Durant ces trois mortelles journées, où l’on somnole, assoupi de chaleur et de silence, au pas berceur des chameaux, la même plaine défile à nos yeux, uniforme et pareille. Pas un accident de terrain, pas une aspérité, pas une dune, pas un oued ; rien que le plateau, parsemé de galets noirs, dans un horizon circulaire comme celui de l’Océan. A peine çà et là, entre les pierres, quelques maigres chardons, minuscules plantes bleues, rigides et métalliques et qui semblent des plantes de fer.

Sur ce sol dur, les caravanes ne laissent pas de traces ; et on se perdrait dans ces espaces semblables si, de distance en distance, on n’avait élevé, de temps immémorial, de petites pyramides de galets, à peine visibles dans l’aplatissement des surfaces et que le guide, du haut de son chameau, cherche longuement.

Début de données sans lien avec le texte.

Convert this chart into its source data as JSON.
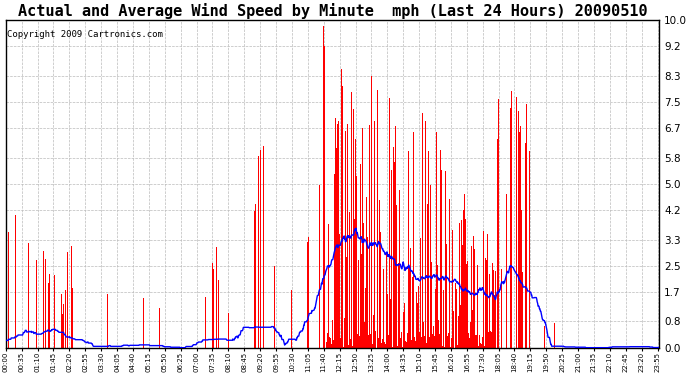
{
  "title": "Actual and Average Wind Speed by Minute  mph (Last 24 Hours) 20090510",
  "copyright": "Copyright 2009 Cartronics.com",
  "yticks": [
    0.0,
    0.8,
    1.7,
    2.5,
    3.3,
    4.2,
    5.0,
    5.8,
    6.7,
    7.5,
    8.3,
    9.2,
    10.0
  ],
  "ymax": 10.0,
  "ymin": 0.0,
  "bar_color": "#FF0000",
  "line_color": "#0000FF",
  "bg_color": "#FFFFFF",
  "grid_color": "#BBBBBB",
  "title_fontsize": 11,
  "copyright_fontsize": 6.5
}
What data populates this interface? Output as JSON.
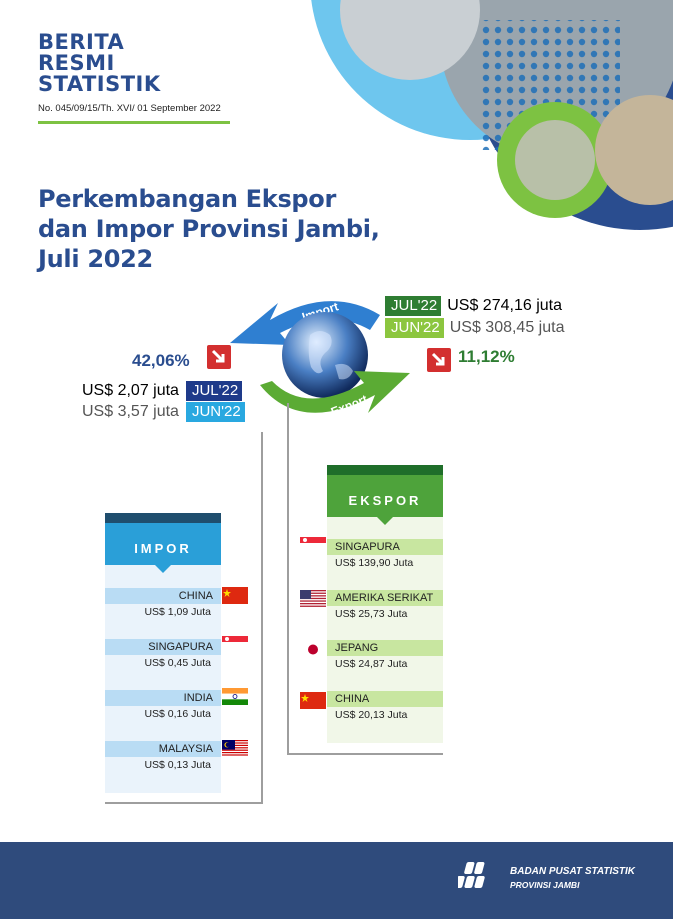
{
  "header": {
    "brand_lines": [
      "BERITA",
      "RESMI",
      "STATISTIK"
    ],
    "release_number": "No. 045/09/15/Th. XVI/ 01 September 2022"
  },
  "title_lines": [
    "Perkembangan Ekspor",
    "dan Impor Provinsi Jambi,",
    "Juli 2022"
  ],
  "globe": {
    "import_label": "Import",
    "export_label": "Export"
  },
  "import_summary": {
    "change_pct": "42,06%",
    "jul": {
      "amount": "US$ 2,07 juta",
      "tag": "JUL'22"
    },
    "jun": {
      "amount": "US$  3,57 juta",
      "tag": "JUN'22"
    }
  },
  "export_summary": {
    "change_pct": "11,12%",
    "jul": {
      "tag": "JUL'22",
      "amount": "US$  274,16 juta"
    },
    "jun": {
      "tag": "JUN'22",
      "amount": "US$ 308,45 juta"
    }
  },
  "impor_panel": {
    "heading": "IMPOR",
    "items": [
      {
        "country": "CHINA",
        "value": "US$ 1,09 Juta",
        "flag": "china-flag"
      },
      {
        "country": "SINGAPURA",
        "value": "US$ 0,45 Juta",
        "flag": "singapore-flag"
      },
      {
        "country": "INDIA",
        "value": "US$ 0,16 Juta",
        "flag": "india-flag"
      },
      {
        "country": "MALAYSIA",
        "value": "US$ 0,13 Juta",
        "flag": "malaysia-flag"
      }
    ]
  },
  "ekspor_panel": {
    "heading": "EKSPOR",
    "items": [
      {
        "country": "SINGAPURA",
        "value": "US$ 139,90 Juta",
        "flag": "singapore-flag"
      },
      {
        "country": "AMERIKA SERIKAT",
        "value": "US$ 25,73 Juta",
        "flag": "usa-flag"
      },
      {
        "country": "JEPANG",
        "value": "US$ 24,87 Juta",
        "flag": "japan-flag"
      },
      {
        "country": "CHINA",
        "value": "US$ 20,13 Juta",
        "flag": "china-flag"
      }
    ]
  },
  "footer": {
    "org_name": "BADAN PUSAT STATISTIK",
    "org_sub": "PROVINSI JAMBI"
  },
  "colors": {
    "brand_blue": "#2a4d8f",
    "accent_green": "#7dc242",
    "down_red": "#d32f2f",
    "footer_bg": "#2f4b7c"
  }
}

Dans ces solitudes, nous avons passé des heures délicieuses d’engourdissement et de vie végétative. Un silence effrayant pèse sur les campagnes, scandé par le pas assourdi des chameaux ; et ce silence est sonore ; il vibre de bruits étranges ; il emplit l’oreille de fantastiques bourdonnemens. On va ainsi muet, engourdi, bercé par un demi-sommeil, livré à des demi-sensations, à des ébauches de pensées, d’où il ne reste rien qu’une grande monotonie, un grand vide de toutes choses, un grand néant.

Mais nous y avons contemplé d’incomparables spectacles, la nature sans voiles, dans la nudité de son corps divin. Dans l’uniformité générale, les phénomènes du jour et de la nuit paraissent plus majestueux.